Armed with this information, we modelled the performance of their current insurance program against thousands of alternative programs to see how they would perform in protecting EBITDA in the case of a severe financial loss. This modelling defined the frequencies and severities of reversals to EBITDA, and enabled us to discuss the amount of risk the client was comfortable with. As a result, they decided they wanted to avoid a one-in-one-hundred-year insurable hit to EBITDA, which, at that frequency, equated to about $100 million.

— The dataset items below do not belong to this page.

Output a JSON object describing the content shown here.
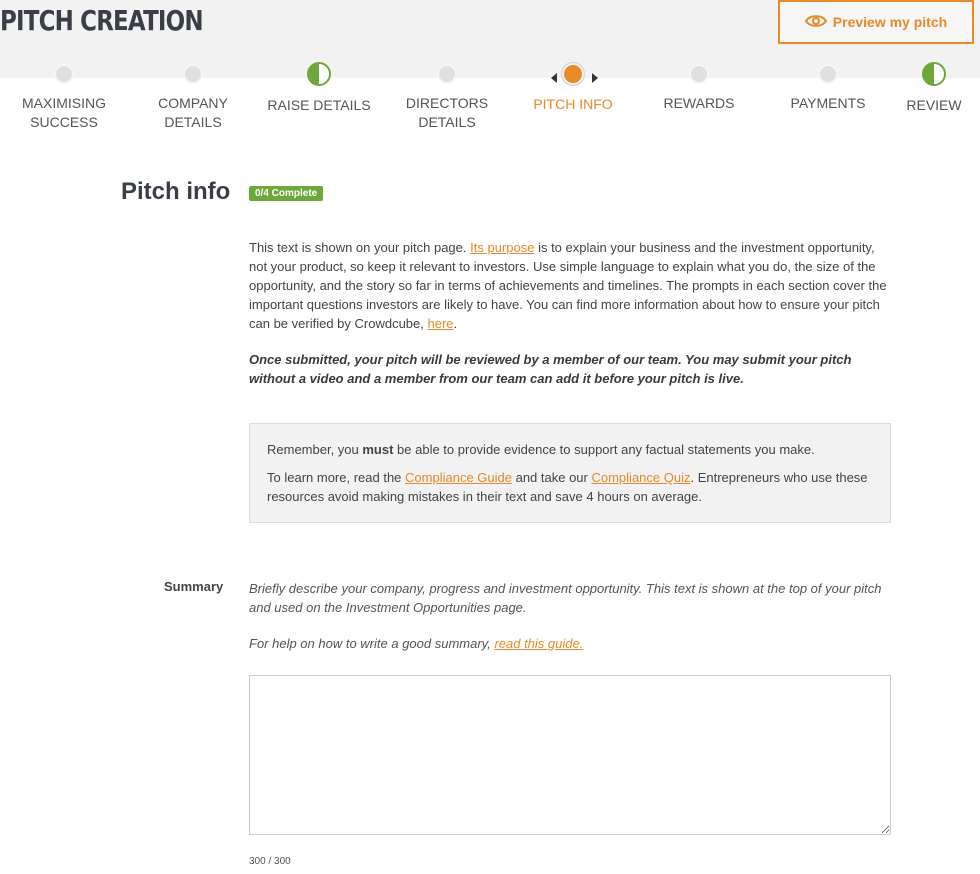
{
  "header": {
    "title": "PITCH CREATION",
    "preview_label": "Preview my pitch"
  },
  "steps": [
    {
      "line1": "MAXIMISING",
      "line2": "SUCCESS",
      "state": "empty"
    },
    {
      "line1": "COMPANY",
      "line2": "DETAILS",
      "state": "empty"
    },
    {
      "line1": "RAISE DETAILS",
      "line2": "",
      "state": "half"
    },
    {
      "line1": "DIRECTORS",
      "line2": "DETAILS",
      "state": "empty"
    },
    {
      "line1": "PITCH INFO",
      "line2": "",
      "state": "active"
    },
    {
      "line1": "REWARDS",
      "line2": "",
      "state": "empty"
    },
    {
      "line1": "PAYMENTS",
      "line2": "",
      "state": "empty"
    },
    {
      "line1": "REVIEW",
      "line2": "",
      "state": "half"
    }
  ],
  "section": {
    "title": "Pitch info",
    "badge": "0/4 Complete"
  },
  "intro": {
    "t1": "This text is shown on your pitch page. ",
    "link1": "Its purpose",
    "t2": " is to explain your business and the investment opportunity, not your product, so keep it relevant to investors. Use simple language to explain what you do, the size of the opportunity, and the story so far in terms of achievements and timelines. The prompts in each section cover the important questions investors are likely to have. You can find more information about how to ensure your pitch can be verified by Crowdcube, ",
    "link2": "here",
    "t3": ".",
    "emphasis": "Once submitted, your pitch will be reviewed by a member of our team. You may submit your pitch without a video and a member from our team can add it before your pitch is live."
  },
  "notice": {
    "n1a": "Remember, you ",
    "n1b": "must",
    "n1c": " be able to provide evidence to support any factual statements you make.",
    "n2a": "To learn more, read the ",
    "n2link1": "Compliance Guide",
    "n2b": " and take our ",
    "n2link2": "Compliance Quiz",
    "n2c": ". Entrepreneurs who use these resources avoid making mistakes in their text and save 4 hours on average."
  },
  "summary": {
    "label": "Summary",
    "help": "Briefly describe your company, progress and investment opportunity. This text is shown at the top of your pitch and used on the Investment Opportunities page.",
    "guide_text": "For help on how to write a good summary, ",
    "guide_link": "read this guide.",
    "value": "",
    "counter": "300 / 300"
  },
  "colors": {
    "accent": "#e8892a",
    "success": "#6ea83a"
  }
}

Determining Which Insurance Layers Add Value
We were then able to calculate whether each layer of each of their insurance programs was adding value in pursuit of this client’s EBITDA objective. It was clear that several layers were not focused towards achieving this goal and should be ‘switched off,’ and it was clear that another layer, D&O excess, should be added. The projected savings for this client were $7 million per year in premium plus expected losses.

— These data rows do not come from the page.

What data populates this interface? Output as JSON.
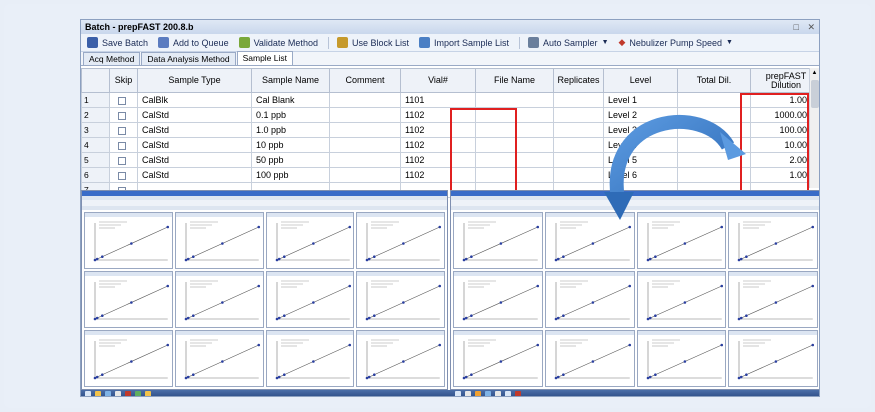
{
  "window": {
    "title": "Batch - prepFAST 200.8.b",
    "controls": [
      "□",
      "✕"
    ]
  },
  "toolbar": {
    "items": [
      {
        "label": "Save Batch",
        "icon": "save-icon",
        "color": "#3b5fa8"
      },
      {
        "label": "Add to Queue",
        "icon": "add-to-queue-icon",
        "color": "#5b7cc0"
      },
      {
        "label": "Validate Method",
        "icon": "validate-icon",
        "color": "#7aa83a"
      },
      {
        "label": "Use Block List",
        "icon": "block-list-icon",
        "color": "#c69a2c"
      },
      {
        "label": "Import Sample List",
        "icon": "import-icon",
        "color": "#4b7fc4"
      },
      {
        "label": "Auto Sampler",
        "icon": "autosampler-icon",
        "color": "#6a7f9c"
      },
      {
        "label": "Nebulizer Pump Speed",
        "icon": "pump-speed-icon",
        "color": "#c0392b"
      }
    ]
  },
  "tabs": [
    "Acq Method",
    "Data Analysis Method",
    "Sample List"
  ],
  "table": {
    "columns": [
      "",
      "Skip",
      "Sample Type",
      "Sample Name",
      "Comment",
      "Vial#",
      "File Name",
      "Replicates",
      "Level",
      "Total Dil.",
      "prepFAST\nDilution"
    ],
    "rows": [
      {
        "n": "1",
        "type": "CalBlk",
        "name": "Cal Blank",
        "vial": "1101",
        "level": "Level 1",
        "dil": "1.0000"
      },
      {
        "n": "2",
        "type": "CalStd",
        "name": "0.1 ppb",
        "vial": "1102",
        "level": "Level 2",
        "dil": "1000.0000"
      },
      {
        "n": "3",
        "type": "CalStd",
        "name": "1.0 ppb",
        "vial": "1102",
        "level": "Level 3",
        "dil": "100.0000"
      },
      {
        "n": "4",
        "type": "CalStd",
        "name": "10 ppb",
        "vial": "1102",
        "level": "Level 4",
        "dil": "10.0000"
      },
      {
        "n": "5",
        "type": "CalStd",
        "name": "50 ppb",
        "vial": "1102",
        "level": "Level 5",
        "dil": "2.0000"
      },
      {
        "n": "6",
        "type": "CalStd",
        "name": "100 ppb",
        "vial": "1102",
        "level": "Level 6",
        "dil": "1.0000"
      },
      {
        "n": "7",
        "type": "",
        "name": "",
        "vial": "",
        "level": "",
        "dil": ""
      }
    ]
  },
  "colors": {
    "highlight": "#e02020",
    "arrow": "#3f7fc9"
  }
}
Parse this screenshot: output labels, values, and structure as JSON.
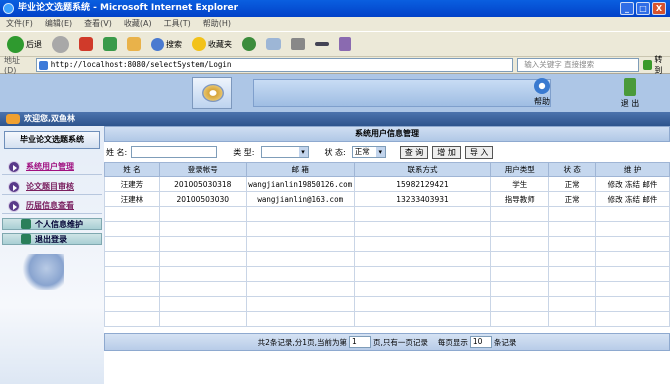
{
  "window": {
    "title": "毕业论文选题系统 - Microsoft Internet Explorer",
    "min": "_",
    "max": "□",
    "close": "X"
  },
  "menu": [
    "文件(F)",
    "编辑(E)",
    "查看(V)",
    "收藏(A)",
    "工具(T)",
    "帮助(H)"
  ],
  "toolbar": {
    "back": "后退",
    "search": "搜索",
    "favorites": "收藏夹"
  },
  "address": {
    "label": "地址(D)",
    "url": "http://localhost:8080/selectSystem/Login",
    "search_placeholder": "输入关键字 直接搜索",
    "go": "转到"
  },
  "banner": {
    "help": "帮助",
    "exit": "退 出"
  },
  "welcome": "欢迎您,双鱼林",
  "sidebar": {
    "title": "毕业论文选题系统",
    "items": [
      "系统用户管理",
      "论文题目审核",
      "历届信息查看"
    ],
    "sub": [
      "个人信息维护",
      "退出登录"
    ]
  },
  "content": {
    "title": "系统用户信息管理",
    "filter": {
      "name_label": "姓 名:",
      "type_label": "类 型:",
      "status_label": "状 态:",
      "status_value": "正常",
      "query": "查 询",
      "add": "增 加",
      "import": "导 入"
    },
    "columns": [
      "姓 名",
      "登录帐号",
      "邮 箱",
      "联系方式",
      "用户类型",
      "状 态",
      "维 护"
    ],
    "rows": [
      {
        "name": "汪建芳",
        "account": "201005030318",
        "email": "wangjianlin19850126.com",
        "phone": "15982129421",
        "type": "学生",
        "status": "正常",
        "ops": "修改 冻结 邮件"
      },
      {
        "name": "汪建林",
        "account": "20100503030",
        "email": "wangjianlin@163.com",
        "phone": "13233403931",
        "type": "指导教师",
        "status": "正常",
        "ops": "修改 冻结 邮件"
      }
    ],
    "footer": {
      "text1": "共2条记录,分1页,当前为第",
      "page": "1",
      "text2": "页,只有一页记录",
      "text3": "每页显示",
      "per": "10",
      "text4": "条记录"
    }
  }
}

Calculating Pricing Efficiencies
In parallel, we worked with our broking teams to determine whether the price the client was currently paying for each line was efficient. To do so, we demonstrated the loss ratios their markets were achieving on their risk, versus what markets they were achieving on average for a given line of insurance. This analysis showed that even if the client didn’t change their programs, by simply re-marketing they should save up to $3 million.
Presenting the Analysis to the CFO
The insurance buyer was brave to invite us in to do this study. He knew the results had the potential to highlight flaws in his current approach and show him in a bad light. We helped him navigate this situation by explaining that very few companies have looked at their insurable risks in this way, that our work was based on objective models which provide superior insight to benchmarking against the client’s peers. Ultimately the CFO was highly impressed with the analysis and indeed the insurance buyer’s decision to have us perform the analysis in the first place.
Our evaluation of their existing insurance programs helped the CFO understand the effectiveness of insurance as a hedge to his key performance measures. While he agreed with the projected savings, he ultimately decided not to exit some layers, which surprised us. Instead, he decided to keep most of their current programs, and to consider buying more insurance, including the recommended D&O excess – ‘It’s one of the few hedges I’ve got for these risks.’ The analysis had showed him the value insurance could bring and which upgraded the reputation of insurance as a serious financial hedging instrument with C-suite. The insurance buyer emerged made a valuable contribution to the strategic direction of his company and emerged as a winner.